Il buio si avvicina è uno di quei film poco visti, che col tempo è assurto ad opera di culto per gli amanti del genere horror, anche se le commistioni di genere non mancano in un racconto per immagini in cui la violenza è più suggerita che esibita e il discorso della vampirizzazione appare meno romantico e fascinoso di quanto si possa pensare, come i suoi stessi protagonisti, una banda di sbandati in fuga per le strade d'America, nomadi folli e senza speranza assetati di sangue che vivono la propria condizione come dannazione, ma senza dare troppo peso ed importanza alla stessa, quindi evitando rilfessioni filosofiche di sorta.

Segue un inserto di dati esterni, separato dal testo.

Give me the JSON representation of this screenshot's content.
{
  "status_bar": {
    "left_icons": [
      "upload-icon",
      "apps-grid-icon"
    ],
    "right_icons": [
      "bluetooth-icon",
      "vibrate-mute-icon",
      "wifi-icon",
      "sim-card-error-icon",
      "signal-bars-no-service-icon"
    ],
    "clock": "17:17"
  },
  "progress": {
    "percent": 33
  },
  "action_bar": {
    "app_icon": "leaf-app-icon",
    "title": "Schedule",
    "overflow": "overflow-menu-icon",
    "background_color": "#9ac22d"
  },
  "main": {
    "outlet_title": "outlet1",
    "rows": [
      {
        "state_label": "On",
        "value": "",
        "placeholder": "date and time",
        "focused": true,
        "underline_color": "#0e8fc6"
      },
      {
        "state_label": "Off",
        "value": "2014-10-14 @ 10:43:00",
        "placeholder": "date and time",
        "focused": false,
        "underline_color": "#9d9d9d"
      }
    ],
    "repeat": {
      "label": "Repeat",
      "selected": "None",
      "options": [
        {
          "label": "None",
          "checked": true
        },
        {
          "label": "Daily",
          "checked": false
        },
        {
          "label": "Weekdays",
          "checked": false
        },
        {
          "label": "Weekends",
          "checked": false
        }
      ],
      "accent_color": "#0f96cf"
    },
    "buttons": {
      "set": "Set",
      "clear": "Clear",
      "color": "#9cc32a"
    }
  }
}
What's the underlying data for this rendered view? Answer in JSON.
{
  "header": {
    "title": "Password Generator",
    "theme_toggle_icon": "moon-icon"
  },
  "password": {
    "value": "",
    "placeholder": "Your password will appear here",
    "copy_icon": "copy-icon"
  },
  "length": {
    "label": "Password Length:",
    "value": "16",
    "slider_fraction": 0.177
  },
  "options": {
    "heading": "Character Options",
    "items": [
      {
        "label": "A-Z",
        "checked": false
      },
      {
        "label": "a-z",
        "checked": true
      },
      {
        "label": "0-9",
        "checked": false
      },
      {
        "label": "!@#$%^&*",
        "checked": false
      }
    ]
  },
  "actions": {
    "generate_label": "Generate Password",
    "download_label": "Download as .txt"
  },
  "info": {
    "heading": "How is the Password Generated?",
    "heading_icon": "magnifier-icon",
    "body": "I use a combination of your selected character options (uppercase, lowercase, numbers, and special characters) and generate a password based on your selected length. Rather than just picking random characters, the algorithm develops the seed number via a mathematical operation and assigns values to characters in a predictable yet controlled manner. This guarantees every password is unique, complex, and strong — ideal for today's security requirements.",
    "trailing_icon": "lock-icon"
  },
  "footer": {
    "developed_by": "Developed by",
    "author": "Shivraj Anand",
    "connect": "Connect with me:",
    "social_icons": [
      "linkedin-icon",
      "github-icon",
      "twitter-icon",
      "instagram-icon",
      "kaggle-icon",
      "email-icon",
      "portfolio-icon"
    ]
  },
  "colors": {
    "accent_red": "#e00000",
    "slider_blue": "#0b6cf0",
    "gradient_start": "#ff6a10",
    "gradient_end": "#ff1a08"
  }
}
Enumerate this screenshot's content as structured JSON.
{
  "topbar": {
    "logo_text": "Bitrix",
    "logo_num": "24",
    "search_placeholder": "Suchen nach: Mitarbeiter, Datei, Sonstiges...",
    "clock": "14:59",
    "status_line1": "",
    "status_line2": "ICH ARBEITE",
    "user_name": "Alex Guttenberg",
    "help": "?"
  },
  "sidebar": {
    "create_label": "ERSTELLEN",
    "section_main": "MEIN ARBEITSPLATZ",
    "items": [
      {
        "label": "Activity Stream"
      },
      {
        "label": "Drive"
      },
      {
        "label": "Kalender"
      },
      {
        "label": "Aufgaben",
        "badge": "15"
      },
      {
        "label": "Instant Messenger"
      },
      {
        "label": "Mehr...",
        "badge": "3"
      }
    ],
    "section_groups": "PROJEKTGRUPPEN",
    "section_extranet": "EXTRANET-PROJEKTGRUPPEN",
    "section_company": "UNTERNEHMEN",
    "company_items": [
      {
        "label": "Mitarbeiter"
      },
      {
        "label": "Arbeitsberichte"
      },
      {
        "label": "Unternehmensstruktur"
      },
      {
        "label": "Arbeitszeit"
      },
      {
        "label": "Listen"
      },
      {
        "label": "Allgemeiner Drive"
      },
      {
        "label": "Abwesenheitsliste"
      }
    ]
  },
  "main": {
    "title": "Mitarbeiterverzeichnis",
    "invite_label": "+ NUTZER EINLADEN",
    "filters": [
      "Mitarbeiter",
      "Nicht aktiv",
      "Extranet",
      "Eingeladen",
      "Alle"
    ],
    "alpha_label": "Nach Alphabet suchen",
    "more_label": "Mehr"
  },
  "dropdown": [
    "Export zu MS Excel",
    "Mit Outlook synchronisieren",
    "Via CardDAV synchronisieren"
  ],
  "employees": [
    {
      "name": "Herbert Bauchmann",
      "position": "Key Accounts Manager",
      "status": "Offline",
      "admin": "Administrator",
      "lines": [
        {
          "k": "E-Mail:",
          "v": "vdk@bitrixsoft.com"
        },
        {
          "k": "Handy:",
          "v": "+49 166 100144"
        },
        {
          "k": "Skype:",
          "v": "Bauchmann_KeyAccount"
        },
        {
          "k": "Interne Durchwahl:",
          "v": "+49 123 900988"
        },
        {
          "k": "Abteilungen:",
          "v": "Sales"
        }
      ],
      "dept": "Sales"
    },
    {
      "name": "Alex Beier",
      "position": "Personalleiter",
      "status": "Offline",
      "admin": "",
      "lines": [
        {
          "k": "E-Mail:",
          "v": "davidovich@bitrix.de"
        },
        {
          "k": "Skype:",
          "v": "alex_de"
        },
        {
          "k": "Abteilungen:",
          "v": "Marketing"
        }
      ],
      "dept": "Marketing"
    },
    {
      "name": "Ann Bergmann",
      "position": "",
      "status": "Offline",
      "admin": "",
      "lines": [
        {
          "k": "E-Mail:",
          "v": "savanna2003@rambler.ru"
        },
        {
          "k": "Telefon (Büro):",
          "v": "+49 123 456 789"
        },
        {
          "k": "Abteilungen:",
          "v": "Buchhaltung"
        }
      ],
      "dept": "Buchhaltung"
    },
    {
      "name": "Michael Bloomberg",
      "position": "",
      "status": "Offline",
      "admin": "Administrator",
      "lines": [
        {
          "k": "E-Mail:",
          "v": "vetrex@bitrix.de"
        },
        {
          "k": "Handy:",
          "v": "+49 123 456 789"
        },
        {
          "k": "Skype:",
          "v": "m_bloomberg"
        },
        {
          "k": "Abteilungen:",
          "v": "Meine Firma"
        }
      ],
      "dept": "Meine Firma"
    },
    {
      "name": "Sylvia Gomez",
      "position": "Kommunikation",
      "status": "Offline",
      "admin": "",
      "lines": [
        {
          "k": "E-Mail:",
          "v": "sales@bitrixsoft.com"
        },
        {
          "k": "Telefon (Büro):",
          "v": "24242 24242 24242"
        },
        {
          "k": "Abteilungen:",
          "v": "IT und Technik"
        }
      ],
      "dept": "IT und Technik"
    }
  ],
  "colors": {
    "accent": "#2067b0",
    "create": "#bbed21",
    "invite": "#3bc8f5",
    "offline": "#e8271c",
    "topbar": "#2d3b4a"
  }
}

Film che punta molto sull'atmosfera e l'ambientazione insusuale della storia, un road movie come si può intuire dal vagabondare continuo dei nostri antieroi che vedono coinvolto un giovane di belle speranze, ammaliato dalla giovane e affascinante Mae (Jenny Wright), di cui si percepisce sin dall'inizio l'estraneità dal contesto umano, ma che non si pone come la classica figura di assassina a sangue freddo, nonostante la sua natura e l'istinto la portino a desiderare il bel Caleb (Adrian Pasdar) con le conseguenze che ne scaturiranno.
La Bigelow racconta così a suo modo una storia d'amore tormentata, in cui il protagonista viene continuamente messo alla prova nei suoi principi etici e morali, quale sorta di percorso di crescita e maturazione, fino allo scontro finale di stampo western con la famiglia di vampiri al fine di salvare la propria famiglia e la propria amata, anche perché in fondo come ci ricorda la regista, il nostro Caleb è un cowboy e spetta a lui riportare l'ordine nella rude e profonda America rurale.